ライヘンベルガーという家は、EKNM社の創設者だ。
ただし、その家本来の存在はすでにEKNM社の重鎮として、俗世にかかわることが無い。
基本人前に出るのは、ライヘンベルガーが秘儀で生み出した生きている小人であり、黒葛原と交わったのもそのホムンクルスなのだろう。
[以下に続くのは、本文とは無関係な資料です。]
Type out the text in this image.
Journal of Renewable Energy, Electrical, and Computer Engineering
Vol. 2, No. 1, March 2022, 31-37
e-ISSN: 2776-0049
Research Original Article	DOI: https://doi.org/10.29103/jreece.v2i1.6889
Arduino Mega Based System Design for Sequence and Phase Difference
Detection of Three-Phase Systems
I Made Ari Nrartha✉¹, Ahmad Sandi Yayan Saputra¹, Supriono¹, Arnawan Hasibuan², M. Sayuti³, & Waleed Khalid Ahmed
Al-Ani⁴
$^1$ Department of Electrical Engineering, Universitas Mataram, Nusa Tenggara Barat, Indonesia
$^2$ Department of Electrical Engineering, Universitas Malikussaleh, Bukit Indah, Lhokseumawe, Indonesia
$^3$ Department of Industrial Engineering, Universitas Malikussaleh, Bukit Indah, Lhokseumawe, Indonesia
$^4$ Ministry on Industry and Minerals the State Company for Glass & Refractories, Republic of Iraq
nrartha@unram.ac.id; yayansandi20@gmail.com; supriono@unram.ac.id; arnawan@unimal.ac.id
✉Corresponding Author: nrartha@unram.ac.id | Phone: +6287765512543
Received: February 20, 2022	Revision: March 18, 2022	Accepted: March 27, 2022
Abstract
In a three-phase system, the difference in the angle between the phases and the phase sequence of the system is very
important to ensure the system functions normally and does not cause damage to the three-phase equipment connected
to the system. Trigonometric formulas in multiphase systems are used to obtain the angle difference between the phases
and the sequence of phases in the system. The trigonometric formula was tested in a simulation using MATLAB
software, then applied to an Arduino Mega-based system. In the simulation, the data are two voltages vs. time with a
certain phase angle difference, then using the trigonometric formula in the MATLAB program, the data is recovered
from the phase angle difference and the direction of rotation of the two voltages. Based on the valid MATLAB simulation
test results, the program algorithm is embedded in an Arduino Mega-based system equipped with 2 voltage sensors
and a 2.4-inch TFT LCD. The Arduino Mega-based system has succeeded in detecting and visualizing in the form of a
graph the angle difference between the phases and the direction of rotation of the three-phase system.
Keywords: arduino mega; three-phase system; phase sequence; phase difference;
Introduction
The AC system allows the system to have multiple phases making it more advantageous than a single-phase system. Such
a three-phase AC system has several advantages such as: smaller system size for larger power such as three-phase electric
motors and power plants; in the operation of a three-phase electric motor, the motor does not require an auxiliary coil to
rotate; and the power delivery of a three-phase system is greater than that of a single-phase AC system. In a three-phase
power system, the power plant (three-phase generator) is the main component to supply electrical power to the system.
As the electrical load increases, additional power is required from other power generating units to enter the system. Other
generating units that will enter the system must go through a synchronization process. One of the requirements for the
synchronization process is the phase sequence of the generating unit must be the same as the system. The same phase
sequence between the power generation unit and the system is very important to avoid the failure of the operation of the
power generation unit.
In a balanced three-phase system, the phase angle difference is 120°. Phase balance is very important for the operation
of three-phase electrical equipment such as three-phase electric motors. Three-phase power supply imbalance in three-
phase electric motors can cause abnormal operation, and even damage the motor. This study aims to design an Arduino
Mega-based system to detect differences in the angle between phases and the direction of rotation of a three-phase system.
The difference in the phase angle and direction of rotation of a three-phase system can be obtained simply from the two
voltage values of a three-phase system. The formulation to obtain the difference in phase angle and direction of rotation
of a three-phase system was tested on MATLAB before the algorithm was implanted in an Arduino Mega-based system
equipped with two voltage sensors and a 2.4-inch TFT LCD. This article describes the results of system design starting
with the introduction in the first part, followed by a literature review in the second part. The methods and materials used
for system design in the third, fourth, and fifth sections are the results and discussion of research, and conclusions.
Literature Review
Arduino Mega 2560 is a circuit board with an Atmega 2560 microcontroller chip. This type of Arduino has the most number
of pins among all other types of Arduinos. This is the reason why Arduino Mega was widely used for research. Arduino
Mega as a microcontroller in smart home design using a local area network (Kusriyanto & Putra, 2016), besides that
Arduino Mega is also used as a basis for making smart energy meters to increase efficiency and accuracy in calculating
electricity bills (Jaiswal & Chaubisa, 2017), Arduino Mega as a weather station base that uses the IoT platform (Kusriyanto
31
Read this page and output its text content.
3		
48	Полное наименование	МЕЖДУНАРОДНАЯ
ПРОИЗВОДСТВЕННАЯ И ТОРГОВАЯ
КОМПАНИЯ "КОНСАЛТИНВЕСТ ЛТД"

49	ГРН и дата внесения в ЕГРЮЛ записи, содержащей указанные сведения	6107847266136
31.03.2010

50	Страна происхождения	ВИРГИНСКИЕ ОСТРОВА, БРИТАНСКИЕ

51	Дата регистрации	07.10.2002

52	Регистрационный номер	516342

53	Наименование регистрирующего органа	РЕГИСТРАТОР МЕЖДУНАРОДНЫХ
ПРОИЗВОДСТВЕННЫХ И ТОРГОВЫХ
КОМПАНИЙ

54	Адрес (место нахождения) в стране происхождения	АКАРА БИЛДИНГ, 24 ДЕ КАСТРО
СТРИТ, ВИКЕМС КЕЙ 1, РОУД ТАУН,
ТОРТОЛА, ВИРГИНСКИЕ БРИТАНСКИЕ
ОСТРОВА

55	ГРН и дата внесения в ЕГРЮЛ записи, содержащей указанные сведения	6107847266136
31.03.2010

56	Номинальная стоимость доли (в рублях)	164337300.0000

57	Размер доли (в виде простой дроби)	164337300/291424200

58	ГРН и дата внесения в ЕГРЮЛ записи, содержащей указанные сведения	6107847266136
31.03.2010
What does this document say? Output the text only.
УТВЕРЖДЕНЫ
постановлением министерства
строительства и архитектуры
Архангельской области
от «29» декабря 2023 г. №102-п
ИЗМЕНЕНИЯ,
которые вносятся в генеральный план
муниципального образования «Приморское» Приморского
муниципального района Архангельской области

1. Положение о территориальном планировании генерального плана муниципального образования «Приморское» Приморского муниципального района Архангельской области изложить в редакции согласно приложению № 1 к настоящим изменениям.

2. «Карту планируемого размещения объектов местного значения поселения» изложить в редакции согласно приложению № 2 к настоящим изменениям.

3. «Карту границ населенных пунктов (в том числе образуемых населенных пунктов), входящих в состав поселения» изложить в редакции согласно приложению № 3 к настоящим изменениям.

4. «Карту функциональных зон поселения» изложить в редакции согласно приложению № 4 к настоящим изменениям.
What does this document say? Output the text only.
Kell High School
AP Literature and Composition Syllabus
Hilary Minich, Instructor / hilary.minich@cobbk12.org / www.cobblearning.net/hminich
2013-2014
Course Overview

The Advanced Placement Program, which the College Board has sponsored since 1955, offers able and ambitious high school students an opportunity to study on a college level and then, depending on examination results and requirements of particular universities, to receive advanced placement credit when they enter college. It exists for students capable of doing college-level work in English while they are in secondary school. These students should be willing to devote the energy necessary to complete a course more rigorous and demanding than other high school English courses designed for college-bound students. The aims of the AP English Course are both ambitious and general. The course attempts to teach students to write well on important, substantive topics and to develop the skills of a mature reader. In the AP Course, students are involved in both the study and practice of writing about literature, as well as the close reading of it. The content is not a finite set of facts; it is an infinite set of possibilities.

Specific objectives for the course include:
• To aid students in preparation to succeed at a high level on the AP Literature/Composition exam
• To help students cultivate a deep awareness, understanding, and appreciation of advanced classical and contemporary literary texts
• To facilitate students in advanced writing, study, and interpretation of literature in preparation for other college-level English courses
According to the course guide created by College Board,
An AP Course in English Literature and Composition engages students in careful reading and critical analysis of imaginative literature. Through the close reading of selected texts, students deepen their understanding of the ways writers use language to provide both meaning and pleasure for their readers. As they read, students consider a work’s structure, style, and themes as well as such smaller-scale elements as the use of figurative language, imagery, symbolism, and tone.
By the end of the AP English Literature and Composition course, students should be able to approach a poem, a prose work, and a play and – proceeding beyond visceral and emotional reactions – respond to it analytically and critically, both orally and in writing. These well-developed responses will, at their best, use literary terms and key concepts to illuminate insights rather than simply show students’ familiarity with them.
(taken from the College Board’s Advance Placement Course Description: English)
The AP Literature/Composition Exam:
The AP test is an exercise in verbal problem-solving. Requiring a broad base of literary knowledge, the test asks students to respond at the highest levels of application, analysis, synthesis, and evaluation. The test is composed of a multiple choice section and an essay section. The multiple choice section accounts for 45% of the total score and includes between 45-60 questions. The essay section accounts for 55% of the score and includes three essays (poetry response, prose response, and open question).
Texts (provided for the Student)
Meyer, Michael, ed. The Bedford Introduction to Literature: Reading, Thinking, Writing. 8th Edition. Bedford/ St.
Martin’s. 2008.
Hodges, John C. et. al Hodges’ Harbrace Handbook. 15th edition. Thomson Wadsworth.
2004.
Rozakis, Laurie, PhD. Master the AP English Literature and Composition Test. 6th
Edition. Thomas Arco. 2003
……黒葛原家が血を交わらせる判断を下すほどに、ライヘンベルガーのホムンクルスは強い力を持っている。
しかし、ホムンクルスはホムンクルス。
人ではない。
むしろ彼らは精霊や魔物に近い。
紋羅というあの黒い少女が過剰なほど服を着込んでいるのは、そう言う理由があるからかもな。
「次は袈裟男の説明に参ります」
…あいつか。
ぶっちゃけあいつは服で見分けがつくんだが、やはり正確な情報がほしい。
「まぁ、見ての通り、仏教の魔法使いですね。生まれはただの一般の家のようです。突発的に生まれた存在かと」
へぇ。
折り紙付き、か。
「日本の仏教界最高の協会、”語法十二天”に所属しているようで、位が………最高位、帝釈天」
あいつが俺を助けるために撃った金剛杵を思い出す。
ただ一言。
恐ろしい威力だった。
あれには意味ある術式を組み込んでいないから攻撃にはならなかったが、あれを本来の魔法として使ったら、ここ一帯が消し飛んでいることになるだろう。
帝釈天。
仏教において創造神、梵天と並んであらわされる存在。
戦神阿修羅をも調伏した最高の武神。
その位を与えられた男か……。
「まったく、化物ぞろいだな、ここは」
リズの説明を聞き終わり、屋上に背中を投げ出して空を見上げる。
うわー。
雲一つないぞ。
「朔夜さん。あと一分で始業式が始まりますが、どうなさいますか?」
「んあー……。いいや、眠いし。終わったら起こして」
小さな窓を展開して、周囲に撒いておく。
これでだれか接近してきても気づけるからな。
「全く、これだからぐーらたな朔夜さんは……」
「良い……だろ……?」
「…えぇ、お休みください、主。よい夢を」
リズの言葉を聞いて、俺は眠りについた……。